Soyons honnêtes deux secondes : la plupart des comparatifs de logiciels de gestion de projet sont écrits par des gens qui n’ont jamais piloté un vrai projet avec ces outils. Ils recopient les pages tarifs et collent un tableau.
De mon côté, ça fait des années que j’en installe, que je migre des équipes d’un outil à l’autre, et que je vois ce qui coince une fois passé l’effet « waouh » de la démo. Voici donc mon vrai classement, avec les défauts assumés.
Le résumé pour les pressés
Si vous n’avez pas le temps de tout lire :
- Vous voulez un outil qui marche tout de suite, agréable, et adopté sans formation → monday.com.
- Vous êtes développeur ou dans une équipe tech → plutôt un outil orienté tickets (type Jira ou Linear).
- Vous êtes seul ou en petit comité, budget zéro → Trello ou Notion font le job.

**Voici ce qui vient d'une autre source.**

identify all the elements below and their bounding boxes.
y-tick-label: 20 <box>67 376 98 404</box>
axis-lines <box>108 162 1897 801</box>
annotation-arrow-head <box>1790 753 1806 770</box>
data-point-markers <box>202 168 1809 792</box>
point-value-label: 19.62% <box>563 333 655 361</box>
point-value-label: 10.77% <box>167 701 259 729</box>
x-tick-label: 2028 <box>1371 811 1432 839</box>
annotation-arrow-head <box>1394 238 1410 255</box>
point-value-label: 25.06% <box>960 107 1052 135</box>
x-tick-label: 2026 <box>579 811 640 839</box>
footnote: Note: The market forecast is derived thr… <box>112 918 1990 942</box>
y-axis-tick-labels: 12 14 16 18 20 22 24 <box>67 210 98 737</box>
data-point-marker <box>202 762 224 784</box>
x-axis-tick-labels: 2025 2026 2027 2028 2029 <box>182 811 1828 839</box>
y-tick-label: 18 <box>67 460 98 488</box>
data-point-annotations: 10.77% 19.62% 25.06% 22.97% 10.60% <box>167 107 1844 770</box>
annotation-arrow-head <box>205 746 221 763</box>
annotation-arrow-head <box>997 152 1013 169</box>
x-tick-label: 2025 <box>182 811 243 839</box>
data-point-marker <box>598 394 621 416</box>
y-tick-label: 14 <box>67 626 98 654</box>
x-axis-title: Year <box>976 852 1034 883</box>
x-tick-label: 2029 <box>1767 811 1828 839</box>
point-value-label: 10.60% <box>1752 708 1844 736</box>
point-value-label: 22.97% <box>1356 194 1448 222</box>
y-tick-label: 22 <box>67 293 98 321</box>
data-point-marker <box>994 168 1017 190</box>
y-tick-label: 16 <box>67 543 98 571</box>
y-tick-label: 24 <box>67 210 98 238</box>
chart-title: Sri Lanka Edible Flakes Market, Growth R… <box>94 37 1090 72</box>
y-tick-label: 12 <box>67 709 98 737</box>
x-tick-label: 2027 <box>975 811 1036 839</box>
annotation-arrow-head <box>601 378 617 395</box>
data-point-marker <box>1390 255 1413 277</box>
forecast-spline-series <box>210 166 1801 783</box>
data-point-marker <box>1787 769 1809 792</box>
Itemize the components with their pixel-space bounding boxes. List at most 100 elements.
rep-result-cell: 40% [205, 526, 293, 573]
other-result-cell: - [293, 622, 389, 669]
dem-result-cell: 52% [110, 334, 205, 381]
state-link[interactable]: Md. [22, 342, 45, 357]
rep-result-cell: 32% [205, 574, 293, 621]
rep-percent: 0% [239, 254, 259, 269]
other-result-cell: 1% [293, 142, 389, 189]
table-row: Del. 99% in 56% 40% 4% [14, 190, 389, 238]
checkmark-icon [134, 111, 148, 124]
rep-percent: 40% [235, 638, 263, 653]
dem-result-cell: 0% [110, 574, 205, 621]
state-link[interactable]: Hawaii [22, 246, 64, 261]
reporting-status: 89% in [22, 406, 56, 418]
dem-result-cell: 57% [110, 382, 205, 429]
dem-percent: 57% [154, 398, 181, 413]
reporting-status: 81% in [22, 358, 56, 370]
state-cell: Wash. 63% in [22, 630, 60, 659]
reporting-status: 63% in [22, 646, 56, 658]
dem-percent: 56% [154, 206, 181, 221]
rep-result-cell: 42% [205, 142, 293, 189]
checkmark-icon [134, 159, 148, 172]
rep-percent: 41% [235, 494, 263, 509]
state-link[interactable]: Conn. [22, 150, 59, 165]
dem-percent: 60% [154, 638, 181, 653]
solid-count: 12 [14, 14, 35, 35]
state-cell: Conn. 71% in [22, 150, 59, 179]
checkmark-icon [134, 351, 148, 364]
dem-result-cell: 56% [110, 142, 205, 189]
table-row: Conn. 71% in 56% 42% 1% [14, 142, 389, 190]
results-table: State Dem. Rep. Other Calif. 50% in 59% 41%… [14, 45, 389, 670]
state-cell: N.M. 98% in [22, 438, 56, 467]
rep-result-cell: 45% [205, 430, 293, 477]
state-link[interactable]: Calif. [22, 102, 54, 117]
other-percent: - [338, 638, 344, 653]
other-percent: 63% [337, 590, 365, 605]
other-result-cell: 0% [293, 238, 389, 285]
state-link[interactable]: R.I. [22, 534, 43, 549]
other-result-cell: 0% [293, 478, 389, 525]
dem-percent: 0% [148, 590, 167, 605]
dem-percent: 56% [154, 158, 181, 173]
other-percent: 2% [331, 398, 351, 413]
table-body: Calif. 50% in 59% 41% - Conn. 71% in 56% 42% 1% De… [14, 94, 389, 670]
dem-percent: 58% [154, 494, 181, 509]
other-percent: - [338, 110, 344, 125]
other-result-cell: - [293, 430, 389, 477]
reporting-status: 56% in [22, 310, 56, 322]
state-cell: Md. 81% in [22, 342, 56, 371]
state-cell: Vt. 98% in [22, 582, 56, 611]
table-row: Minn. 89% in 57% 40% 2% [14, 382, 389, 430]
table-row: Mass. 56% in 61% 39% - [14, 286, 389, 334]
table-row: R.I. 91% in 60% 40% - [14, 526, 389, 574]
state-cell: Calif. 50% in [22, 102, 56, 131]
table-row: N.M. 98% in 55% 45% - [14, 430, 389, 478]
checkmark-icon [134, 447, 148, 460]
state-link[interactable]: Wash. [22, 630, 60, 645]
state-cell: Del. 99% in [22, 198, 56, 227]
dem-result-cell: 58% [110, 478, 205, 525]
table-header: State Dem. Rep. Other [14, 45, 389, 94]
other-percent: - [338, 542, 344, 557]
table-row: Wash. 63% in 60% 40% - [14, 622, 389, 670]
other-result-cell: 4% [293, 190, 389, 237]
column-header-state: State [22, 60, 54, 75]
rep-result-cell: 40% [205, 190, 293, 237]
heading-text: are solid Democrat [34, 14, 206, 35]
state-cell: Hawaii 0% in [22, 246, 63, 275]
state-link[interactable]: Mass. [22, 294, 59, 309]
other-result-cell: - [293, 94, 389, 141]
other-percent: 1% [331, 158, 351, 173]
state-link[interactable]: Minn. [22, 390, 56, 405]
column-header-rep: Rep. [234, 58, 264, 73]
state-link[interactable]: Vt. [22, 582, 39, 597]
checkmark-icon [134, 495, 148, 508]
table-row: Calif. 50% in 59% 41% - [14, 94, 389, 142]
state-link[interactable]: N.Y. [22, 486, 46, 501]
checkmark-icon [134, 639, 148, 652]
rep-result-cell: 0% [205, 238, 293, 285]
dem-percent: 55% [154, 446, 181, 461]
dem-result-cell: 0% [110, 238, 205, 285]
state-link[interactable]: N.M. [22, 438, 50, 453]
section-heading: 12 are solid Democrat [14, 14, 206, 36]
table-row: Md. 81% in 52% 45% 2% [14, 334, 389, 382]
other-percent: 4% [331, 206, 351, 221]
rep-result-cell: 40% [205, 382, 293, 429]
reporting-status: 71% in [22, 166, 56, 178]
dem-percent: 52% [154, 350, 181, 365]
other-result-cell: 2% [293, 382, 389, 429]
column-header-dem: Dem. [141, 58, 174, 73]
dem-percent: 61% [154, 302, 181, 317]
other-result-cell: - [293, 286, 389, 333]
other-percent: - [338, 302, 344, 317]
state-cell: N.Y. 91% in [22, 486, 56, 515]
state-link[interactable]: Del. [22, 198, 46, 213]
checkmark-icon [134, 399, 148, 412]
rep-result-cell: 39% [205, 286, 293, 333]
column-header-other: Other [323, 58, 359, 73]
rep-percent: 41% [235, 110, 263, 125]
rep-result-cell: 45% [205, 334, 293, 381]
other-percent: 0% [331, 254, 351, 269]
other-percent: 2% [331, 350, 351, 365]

Ce que je regarde vraiment dans un outil
Avant le tableau, le point essentiel : un logiciel de gestion de projet ne sert à rien si votre équipe ne l’ouvre pas. Le meilleur outil, c’est celui que les gens utilisent sans qu’on les force. Je le juge donc surtout sur trois critères : la prise en main (combien de temps avant qu’un nouveau soit autonome ?), la visibilité (est-ce qu’en 10 secondes vous voyez où en est le projet ?), et la souplesse (pouvez-vous l’adapter à votre façon de travailler, plutôt que l’inverse ?).
Le comparatif
| Outil | Pour qui | Point fort | Le bémol |
|---|---|---|---|
| monday.com | Équipes non-tech, marketing, ops | Visuel, adopté vite, très personnalisable | Le prix grimpe avec le nombre de sièges |
| Asana | Équipes structurées, process clairs | Excellent sur les workflows et dépendances | Interface un peu dense au début |
| Trello | Solo, petits projets | Simplissime, gratuit, Kanban pur | Montre vite ses limites à plusieurs |
| Notion | Ceux qui veulent tout au même endroit | Ultra flexible (docs + tâches) | Pas un vrai outil de pilotage projet |
| ClickUp | Ceux qui veulent tout, partout | Hyper complet | Trop d’options = usine à gaz |
Pourquoi je recommande monday.com en premier
Je sais, c’est le choix « évident ». Mais il y a une raison : c’est l’outil que je fais adopter le plus facilement à des équipes qui n’aiment pas les outils.
Concrètement, vous construisez votre tableau comme un tableur boosté, en couleurs, avec des colonnes que vous adaptez (statut, responsable, deadline, budget…). Les gens comprennent en regardant. Pas besoin de trois heures de formation. Et derrière, vous pouvez brancher de l’automatisation (« quand le statut passe à Terminé, préviens le client ») sans écrire une ligne de code.
Les automatisations, c’est ce qui change la vie au bout de quelques semaines : vous arrêtez de relancer les gens à la main.
Le vrai défaut, je ne vais pas vous mentir, c’est la facture. Le prix est par utilisateur, et au-delà d’une certaine taille d’équipe, ça pique. Commencez donc petit, sur la version gratuite ou l’essai, et montez en gamme quand l’équipe a vraiment adopté l’outil.
Mon conseil : ne payez jamais pour un outil de gestion de projet avant d’avoir vérifié que votre équipe l’ouvre tous les jours pendant deux semaines. Sinon, vous payez un abonnement pour rien.
Et les autres, alors ?
Asana, c’est le choix « sérieux » quand vos process sont déjà carrés et que vous voulez gérer des dépendances entre tâches proprement. Un peu plus austère, mais très solide.
Trello, c’est mon réflexe pour un projet perso ou une petite équipe : vous ouvrez, vous créez des cartes, c’est réglé. Mais dès que vous êtes plusieurs avec des projets qui se croisent, vous sentez le plafond.
Notion, je l’adore pour la doc et les bases de connaissances, mais soyons clairs : ce n’est pas un outil de pilotage de projet à proprement parler. Vous pouvez bricoler, ça tient pour une petite structure, pas au-delà.
ClickUp fait absolument tout. C’est aussi son problème : on passe plus de temps à le configurer qu’à travailler.
Alors, lequel choisir ?
Posez-vous une seule question : qui va l’utiliser ?
Si c’est une équipe variée, pas spécialement « outil », prenez monday.com et vous serez tranquille. Si c’est une équipe tech, allez vers du ticketing. Si c’est vous tout seul, restez sur du gratuit.
La pire erreur, c’est de choisir l’outil le plus puissant « au cas où ». Vous finissez avec un produit que personne n’ouvre.